Philippe Ridet, 63 ans, confrère du Monde, originaire de Bourg-en-Bresse (Ain), le dit autrement : « Paris m’a offert l’occasion de me construire une autre identité, d’échapper au déterminisme social. Si je ne m’y suis pas senti bien, et de moins en moins bien en vieillissant, c’est aussi parce qu’elle me renvoie à cette quête. Paris m’a servi de marchepied. C’est une ville utilitaire, comme on le dit des véhicules. Je suis une sorte d’anti-Enrico Macias : “Paris ne m’a pas pris dans ses bras.”Mais c’est aussi un peu ma faute. »

Alix Marot et Alexandre Fennira ne se laisseront pas plus étreindre. « Partir sera une victoire pour moi », confie l’une. « Je quitterai Paris le jour où on me traitera de Parisien », souffle l’autre. « Etre né quelque part, c’est partir quand on veut. Revenir quand on part », fredonne encore Maxime Le Forestier. En attendant, on attend. Parfois, la vie ressemble à une salle des pas perdus.

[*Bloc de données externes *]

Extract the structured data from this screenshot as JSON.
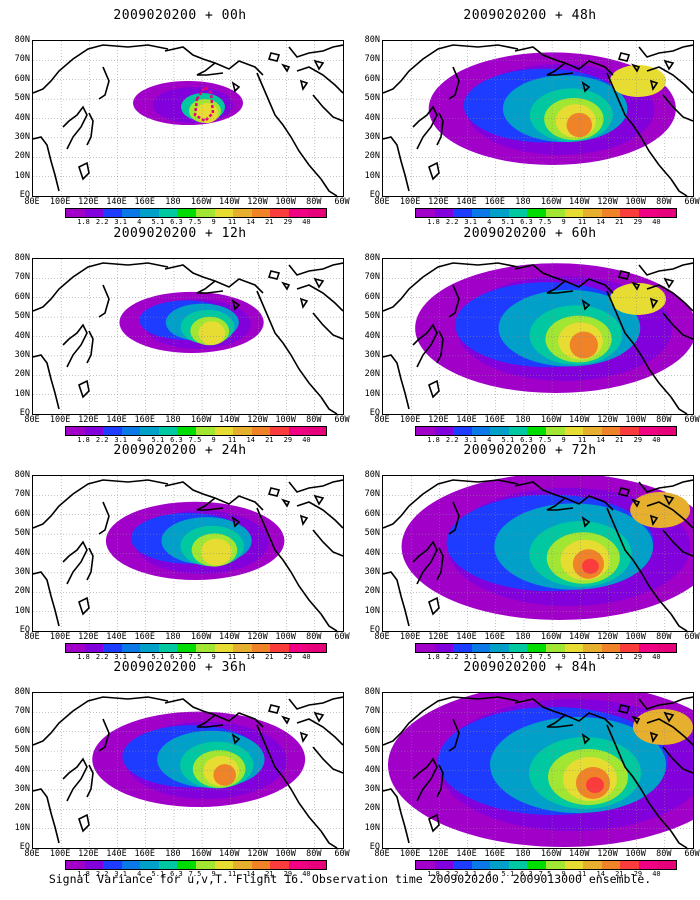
{
  "caption": "Signal Variance for u,v,T. Flight 16. Observation time 2009020200. 2009013000 ensemble.",
  "panels": [
    {
      "title": "2009020200 + 00h",
      "lead": 0
    },
    {
      "title": "2009020200 + 48h",
      "lead": 48
    },
    {
      "title": "2009020200 + 12h",
      "lead": 12
    },
    {
      "title": "2009020200 + 60h",
      "lead": 60
    },
    {
      "title": "2009020200 + 24h",
      "lead": 24
    },
    {
      "title": "2009020200 + 72h",
      "lead": 72
    },
    {
      "title": "2009020200 + 36h",
      "lead": 36
    },
    {
      "title": "2009020200 + 84h",
      "lead": 84
    }
  ],
  "lat_labels": [
    "80N",
    "70N",
    "60N",
    "50N",
    "40N",
    "30N",
    "20N",
    "10N",
    "EQ"
  ],
  "lon_labels": [
    "80E",
    "100E",
    "120E",
    "140E",
    "160E",
    "180",
    "160W",
    "140W",
    "120W",
    "100W",
    "80W",
    "60W"
  ],
  "colorbar": {
    "labels": [
      "1.8",
      "2.2",
      "3.1",
      "4",
      "5.1",
      "6.3",
      "7.5",
      "9",
      "11",
      "14",
      "21",
      "29",
      "40"
    ],
    "colors": [
      "#a000c8",
      "#8200dc",
      "#1e3cff",
      "#0a78e6",
      "#00a0c8",
      "#00c8a0",
      "#00dc00",
      "#a0e632",
      "#e6dc32",
      "#e6af2d",
      "#f08228",
      "#fa3c3c",
      "#f00082",
      "#e6007a"
    ]
  }
}
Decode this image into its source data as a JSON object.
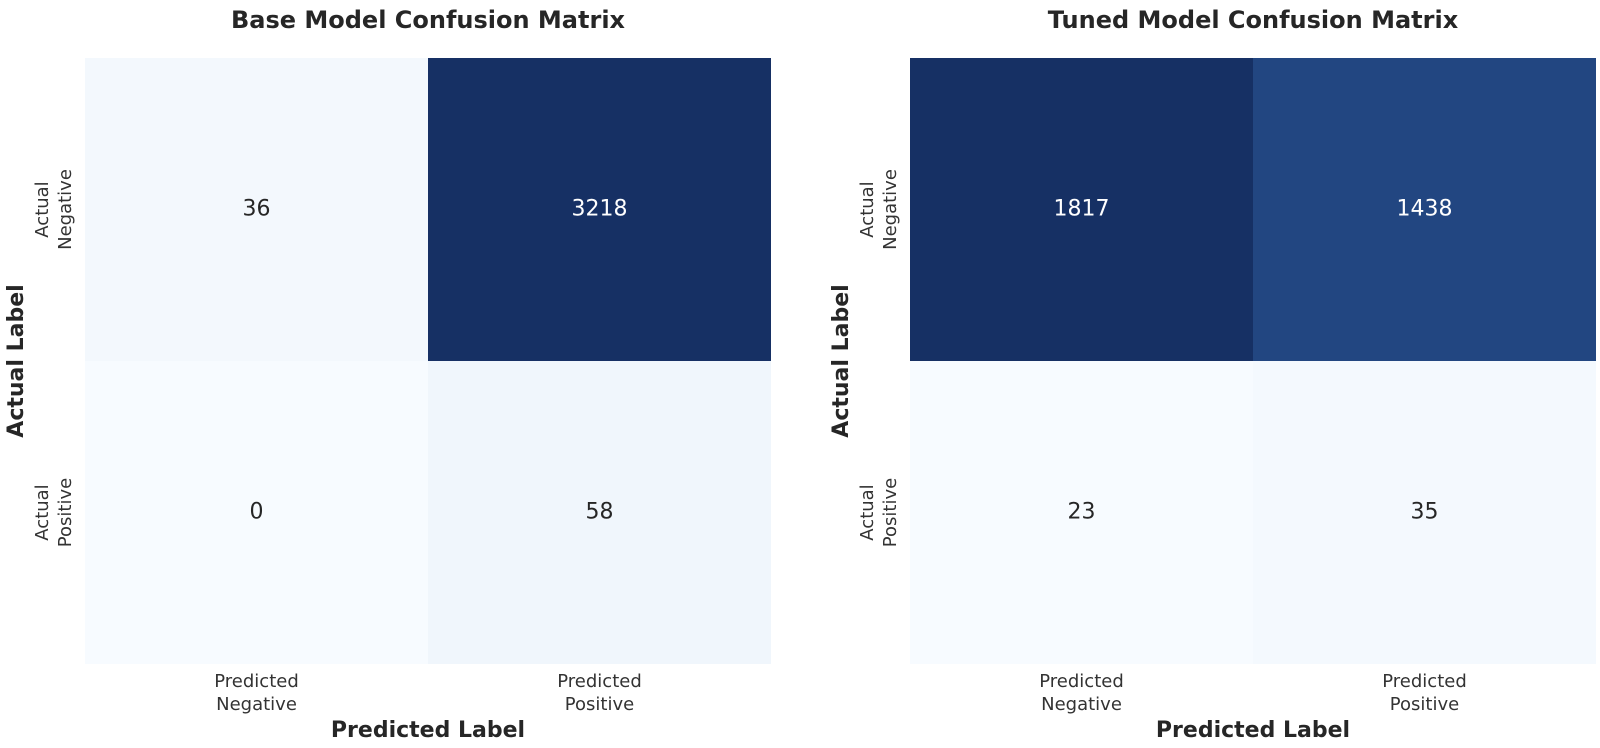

A cet instant me revient le souvenir de Pierre Marcus, journaliste du service des sports régionaux du Parisien. Petit homme discret au poil noir, envoyé spécial permanent auprès du Red Star. Il était né à Brive-la-Gaillarde ou dans les environs. Quand il parlait de la Corrèze, son regard prenait de l’altitude et se voilait d’un brouillard léger. Alors, il en parlait peu. Il est mort en 2000. Il habitait près de la gare d’Austerlitz où il s’ennuyait ferme. Le Tulle-Paris l’avait déposé là, je ne sais quand. On croyait le connaître.

Allait-il, tard le soir, sur les quais flatter les flancs de ces wagons en instance pour chez lui ? Pour sûr. Je l’imagine même gagner leur bord, s’asseoir sur les rudes banquettes de faux cuir et fermer les yeux pour rêver de trains qui ne partent pas.